Tax rate card 2024/25

Our tax rate card gives tax rates and related information for the 2024/25 tax year, as announced in the Spring 2024 Budget.

Whether on stamp duty land tax (SDLT), changes to agricultural property relief and business property relief, capital gains tax, or annual tax on enveloped dwellings (ATED), we have the expertise residential and commercial property owners need.

  • Structuring:

    Advising on the appropriate structure for commercial and residential property ownership and disposal

  • Buy-to-let landlords:

    Advising on rental income tax relief for finance costs, SDLT and the options available

  • Commercial landlords:

    Advising on the impact of tax changes and tax reliefs, such as capital allowances

  • Multiple residences:

    Advising on the tax issues arising from owning multiple residences

  • Enveloped dwellings:

    Helping you meet compliance obligations and understand rule changes

  • International property:

    Advising on the reliefs for those with overseas properties

Why choose S&W?

We don’t provide off-the-peg solutions. Our highly qualified property tax specialists provide advice carefully tailored to your property tax needs. They’ll keep you informed of any changes in legislation and advise you accordingly.

Frequently asked questions about property tax issues

When individuals let property, they may need to report the income to HMRC, with income tax due on any taxable rental profit. This is done by filing a self-assessment tax return of income received and expenses incurred.

If you are not already filing tax returns, you may need to register for self-assessment. The deadline to do so is 5 October following the end of the tax year in which the taxable income arose.

The non-resident landlord scheme requires the tenant or letting agent to withhold basic-rate tax from any rental payments made to a non-resident landlord. The landlord may still need to file a tax return, and any tax withheld is deducted from the UK tax liability.

The landlord can apply to HMRC to have the rent paid gross, which is generally granted, provided that their UK tax affairs are up to date. The rental income and expenses are then reported on a UK tax return.

This often applies to individuals who leave the UK and let their UK property while living abroad.

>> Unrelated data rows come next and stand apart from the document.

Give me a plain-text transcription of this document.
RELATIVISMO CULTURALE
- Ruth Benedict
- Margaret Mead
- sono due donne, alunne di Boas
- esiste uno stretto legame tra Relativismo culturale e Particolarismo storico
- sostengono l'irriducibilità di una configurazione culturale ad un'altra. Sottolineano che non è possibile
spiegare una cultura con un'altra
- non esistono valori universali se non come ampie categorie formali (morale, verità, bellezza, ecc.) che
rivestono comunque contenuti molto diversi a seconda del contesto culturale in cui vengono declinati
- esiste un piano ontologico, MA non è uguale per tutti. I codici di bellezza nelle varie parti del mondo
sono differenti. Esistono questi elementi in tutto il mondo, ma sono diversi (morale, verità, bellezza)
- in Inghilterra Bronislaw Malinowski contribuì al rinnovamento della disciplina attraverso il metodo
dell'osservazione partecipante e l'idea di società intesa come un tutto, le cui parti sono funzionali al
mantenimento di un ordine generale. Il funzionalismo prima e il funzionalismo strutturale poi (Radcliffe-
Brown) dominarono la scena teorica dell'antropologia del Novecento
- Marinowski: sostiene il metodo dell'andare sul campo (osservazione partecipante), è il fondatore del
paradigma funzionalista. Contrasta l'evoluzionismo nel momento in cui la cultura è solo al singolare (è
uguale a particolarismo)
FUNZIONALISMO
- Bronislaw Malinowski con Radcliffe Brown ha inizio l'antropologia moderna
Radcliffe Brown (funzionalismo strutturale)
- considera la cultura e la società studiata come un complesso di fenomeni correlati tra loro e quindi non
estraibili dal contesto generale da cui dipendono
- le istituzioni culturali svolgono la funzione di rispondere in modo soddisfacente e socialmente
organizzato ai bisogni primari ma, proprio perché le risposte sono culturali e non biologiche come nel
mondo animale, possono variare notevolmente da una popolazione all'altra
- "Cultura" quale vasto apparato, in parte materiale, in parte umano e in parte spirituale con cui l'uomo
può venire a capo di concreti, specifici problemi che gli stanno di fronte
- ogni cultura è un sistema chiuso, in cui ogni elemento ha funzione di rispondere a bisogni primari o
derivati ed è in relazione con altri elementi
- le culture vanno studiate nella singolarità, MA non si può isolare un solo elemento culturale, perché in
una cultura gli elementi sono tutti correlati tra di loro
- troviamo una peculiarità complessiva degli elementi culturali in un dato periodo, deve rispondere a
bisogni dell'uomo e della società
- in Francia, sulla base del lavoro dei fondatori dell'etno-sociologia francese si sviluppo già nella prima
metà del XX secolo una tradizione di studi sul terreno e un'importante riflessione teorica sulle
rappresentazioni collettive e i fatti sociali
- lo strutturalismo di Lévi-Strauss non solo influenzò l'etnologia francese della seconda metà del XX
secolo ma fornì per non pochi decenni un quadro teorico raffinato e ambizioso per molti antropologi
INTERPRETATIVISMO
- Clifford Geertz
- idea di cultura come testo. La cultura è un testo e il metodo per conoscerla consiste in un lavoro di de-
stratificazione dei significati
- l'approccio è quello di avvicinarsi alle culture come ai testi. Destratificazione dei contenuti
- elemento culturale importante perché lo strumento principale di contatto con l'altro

If they were renting out UK property before moving abroad and keep doing so, they will still have to apply to have the rent paid gross.

The taxable income is calculated in the same way as for a UK resident.

You can claim a deduction against rental income for finance costs, such as mortgage or other loan interest. This is only available on debt incurred to acquire land and buildings or to finance repairs and improvements.

The rules governing the deductibility of finance costs, such as mortgage interest, for individuals have been restricted, however. Instead of a simple deduction reducing the overall taxable profit, relief is given as a basic-rate (20%) credit against the tax payable on the rental profit. Before 6 April 2020, transitional rules were in place.

Care should be taken when increasing the debt against a property in the letting business. If this is done to extract capital for use outside the business, the tax relief available may be restricted.

This is a complex area, and you should seek detailed, professional advice before taking any action.

It is possible to run a rental business through a company. The matters that should be considered include income tax and corporation tax rates, SDLT liabilities, and the impact of a future sale of the property in the company.

The tax analysis will depend on the number of properties comprising the business, whether there is an existing rental business or you are starting a new one, and whether or not you or a family member might need to occupy one of the properties.

Where money is borrowed to fund the rental business, the restriction on deductibility of finance charges does not apply to companies.

Capital gains tax (CGT) may be due on sales of UK residential property. The gain subject to tax is the difference between the cost of acquiring the property, plus any allowable costs of sale and acquisition, and the sale proceeds. Costs of improving the property during the period of ownership, if reflected in the state of the property at the date of sale, can also be deducted.

Private residence relief (sometimes called “main residence relief”), the CGT annual exempt amount and any current year or brought forward capital losses may be available to reduce the gain. Any taxable gain is then subject to capital gains tax at either 18% or 24%, depending on the individual’s overall tax position.

When a UK residential property is sold, any gain is generally subject to capital gains tax (CGT).

Private residence relief (PRR) exempts some or all of the gain when an individual has made a disposal of their only or main residence. PRR is also frequently called “‘principal private residence relief” or “PPR relief”.

The amount of private residence relief you can claim depends on various factors, including the period of occupation as an individual’s main residence, ownership of other properties and the size of any garden or grounds.

Periods of “deemed occupation” can also reduce the size of a gain arising on the sale of a property, irrespective of whether or not the individual was living there. The most common of these is the final nine months of ownership of a property, extended to 36 months in the case of disabled individuals and some care home residents.

In cases where an individual owns multiple properties, the availability of PPR will be influenced by whether a PPR election was made to nominate a particular property as the main residence. There are prescribed conditions and time limits for these elections, and you should seek professional advice when considering this.